Se han cumplido diez años de la que ha sido considerada una de las catástrofes naturales más devastadoras de la historia reciente: el terremoto de Haití de 2010. Según fuentes oficiales, esta tragedia dejó tras de sí más de 300.000 fallecidos, una cantidad aún mayor de heridos y la gran mayoría de la población del país sin hogar. En definitiva, un país devastado y sumido en un trauma colectivo e individual del que, a pesar del tiempo transcurrido y la ayuda internacional, no ha podido recuperarse. Una vez se conoció la magnitud de la catástrofe, la ayuda humanitaria no se hizo esperar.
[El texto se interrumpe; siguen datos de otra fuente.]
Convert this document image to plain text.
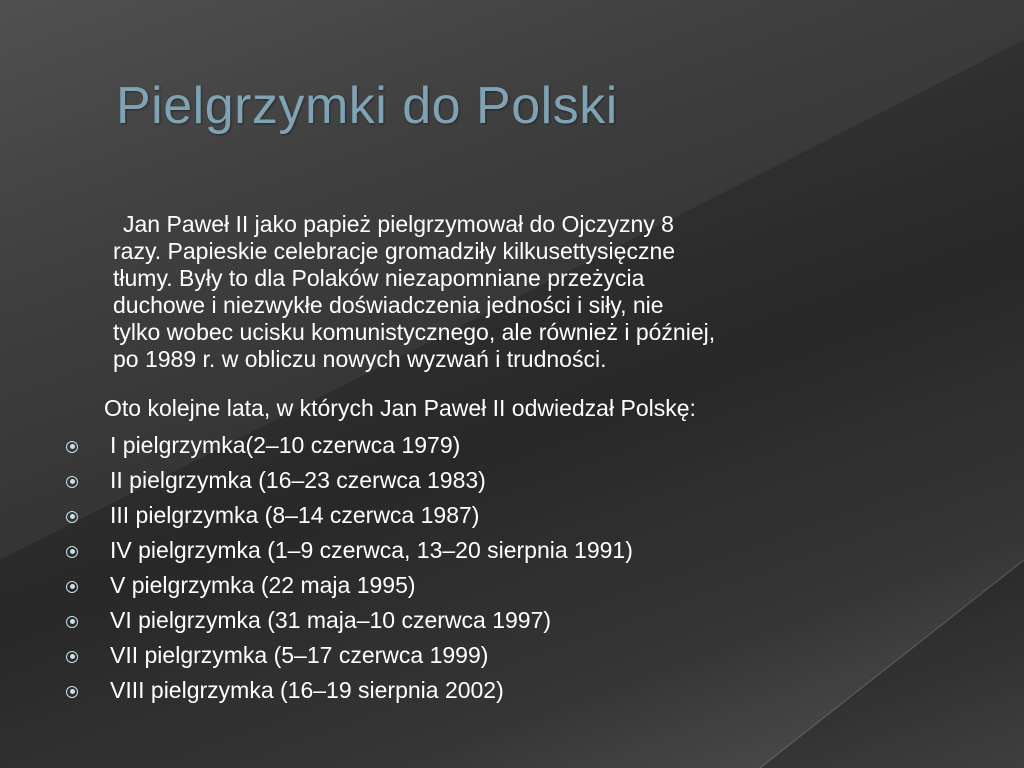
Pielgrzymki do Polski

Jan Paweł II jako papież pielgrzymował do Ojczyzny 8
razy. Papieskie celebracje gromadziły kilkusettysięczne
tłumy. Były to dla Polaków niezapomniane przeżycia
duchowe i niezwykłe doświadczenia jedności i siły, nie
tylko wobec ucisku komunistycznego, ale również i później,
po 1989 r. w obliczu nowych wyzwań i trudności.

Oto kolejne lata, w których Jan Paweł II odwiedzał Polskę:

I pielgrzymka(2–10 czerwca 1979)
II pielgrzymka (16–23 czerwca 1983)
III pielgrzymka (8–14 czerwca 1987)
IV pielgrzymka (1–9 czerwca, 13–20 sierpnia 1991)
V pielgrzymka (22 maja 1995)
VI pielgrzymka (31 maja–10 czerwca 1997)
VII pielgrzymka (5–17 czerwca 1999)
VIII pielgrzymka (16–19 sierpnia 2002)
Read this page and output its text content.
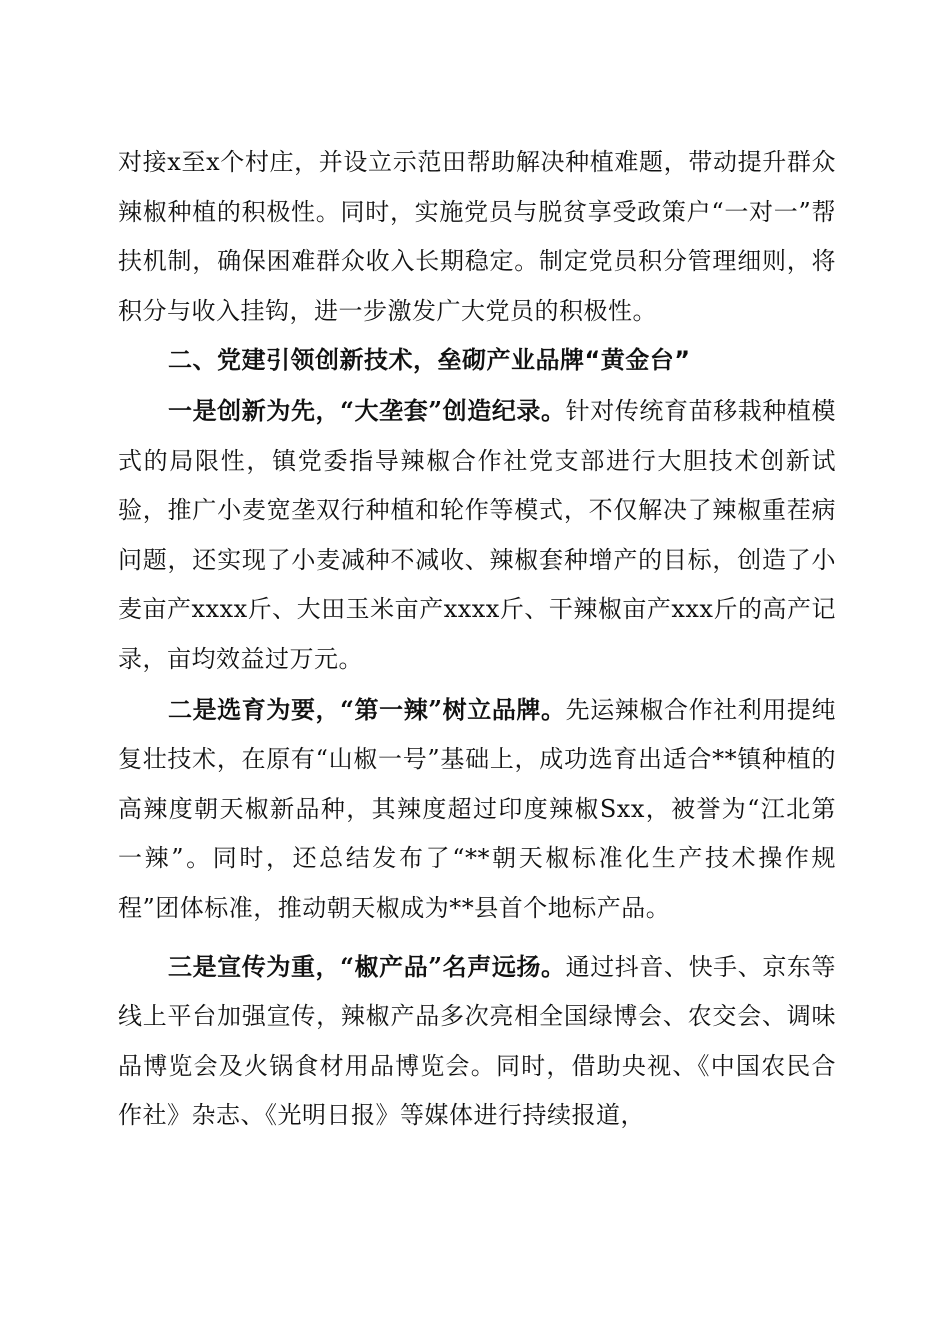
对接x至x个村庄，并设立示范田帮助解决种植难题，带动提升群众辣椒种植的积极性。同时，实施党员与脱贫享受政策户“一对一”帮扶机制，确保困难群众收入长期稳定。制定党员积分管理细则，将积分与收入挂钩，进一步激发广大党员的积极性。

二、党建引领创新技术，垒砌产业品牌“黄金台”

一是创新为先，“大垄套”创造纪录。针对传统育苗移栽种植模式的局限性，镇党委指导辣椒合作社党支部进行大胆技术创新试验，推广小麦宽垄双行种植和轮作等模式，不仅解决了辣椒重茬病问题，还实现了小麦减种不减收、辣椒套种增产的目标，创造了小麦亩产xxxx斤、大田玉米亩产xxxx斤、干辣椒亩产xxx斤的高产记录，亩均效益过万元。

二是选育为要，“第一辣”树立品牌。先运辣椒合作社利用提纯复壮技术，在原有“山椒一号”基础上，成功选育出适合**镇种植的高辣度朝天椒新品种，其辣度超过印度辣椒Sxx，被誉为“江北第一辣”。同时，还总结发布了“**朝天椒标准化生产技术操作规程”团体标准，推动朝天椒成为**县首个地标产品。

三是宣传为重，“椒产品”名声远扬。通过抖音、快手、京东等线上平台加强宣传，辣椒产品多次亮相全国绿博会、农交会、调味品博览会及火锅食材用品博览会。同时，借助央视、《中国农民合作社》杂志、《光明日报》等媒体进行持续报道，
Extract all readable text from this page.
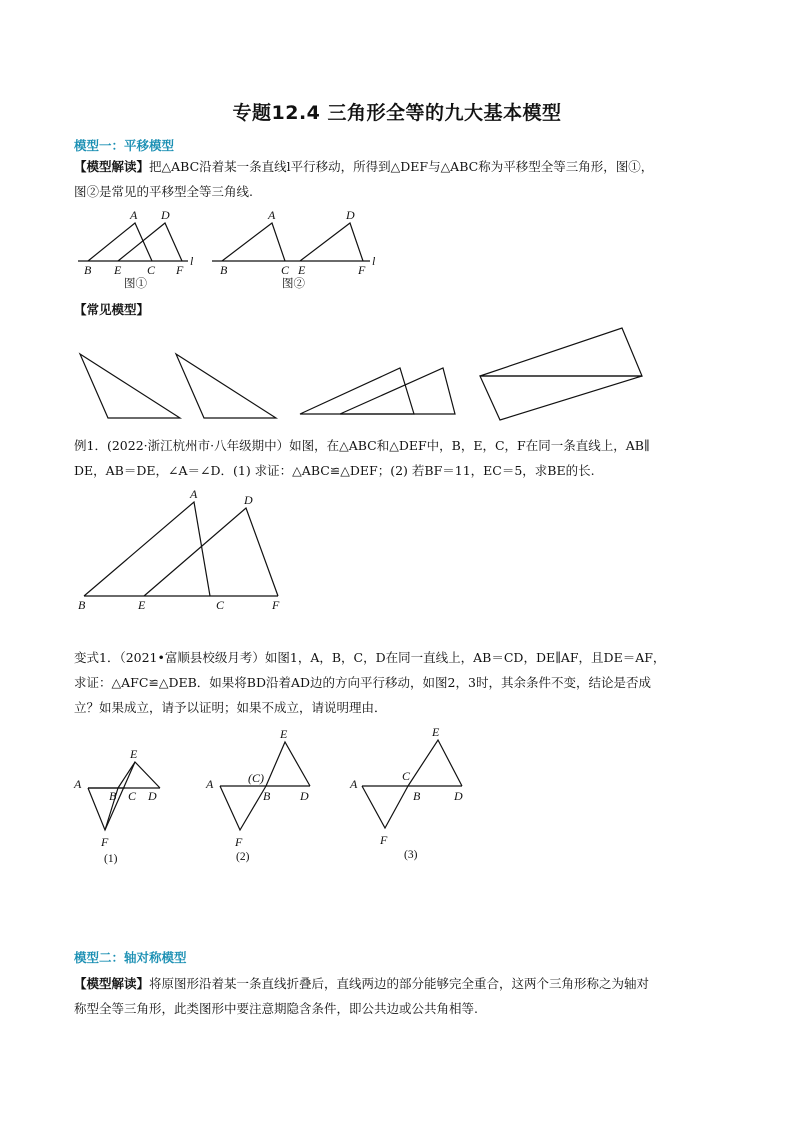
专题12.4 三角形全等的九大基本模型
模型一：平移模型
【模型解读】把△ABC沿着某一条直线l平行移动，所得到△DEF与△ABC称为平移型全等三角形，图①，
图②是常见的平移型全等三角线.
A D
B E C F
l
图①
A	D
B	C E	F
l
图②
【常见模型】
例1．(2022·浙江杭州市·八年级期中）如图，在△ABC和△DEF中，B，E，C，F在同一条直线上，AB∥
DE，AB＝DE，∠A＝∠D．(1) 求证：△ABC≌△DEF；(2) 若BF＝11，EC＝5，求BE的长.
A	D
B	E	C	F
变式1．（2021•富顺县校级月考）如图1，A，B，C，D在同一直线上，AB＝CD，DE∥AF，且DE＝AF，
求证：△AFC≌△DEB．如果将BD沿着AD边的方向平行移动，如图2，3时，其余条件不变，结论是否成
立？如果成立，请予以证明；如果不成立，请说明理由．
E
A
B C D
F
(1)
E
(C)
A
B D
F
(2)
E
C
A
B	D
F
(3)
模型二：轴对称模型
【模型解读】将原图形沿着某一条直线折叠后，直线两边的部分能够完全重合，这两个三角形称之为轴对
称型全等三角形，此类图形中要注意期隐含条件，即公共边或公共角相等.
Países y organizaciones públicas y privadas de todo el mundo, entre las que estaba ADRA (Agencia Adventista para el Desarrollo y Recursos Asistenciales), ofrecieron su colaboración para la asistencia a los damnificados. Los niños, la parte de la población más vulnerable y afectada en esta tragedia, fueron uno de los colectivos principales a los que se ofreció auxilio. Además de la atención a sus necesidades básicas, era tanto o más necesario proporcionarles un apoyo emocional que les permitiera afrontar un suceso tan dramático para ellos. El terremoto de Haití produjo un impacto de tal magnitud en sus vidas que, sumado a la fragilidad y vulnerabilidad características de esas edades, causó una fractura en su equilibrio psicológico y emocional. Un trauma psíquico de esta envergadura afecta al desarrollo madurativo de sus procesos de cognición, afectos y conducta en distintas medidas. Podía llegar a imposibilitar el adecuado desarrollo de sus tareas evolutivas, reducir drásticamente su capacidad para autorregularse y adaptarse emocionalmente a su entorno, así como bloquear su capacidad expresiva y comunicativa dejándolos, literalmente, «congelados» en su fuero interno.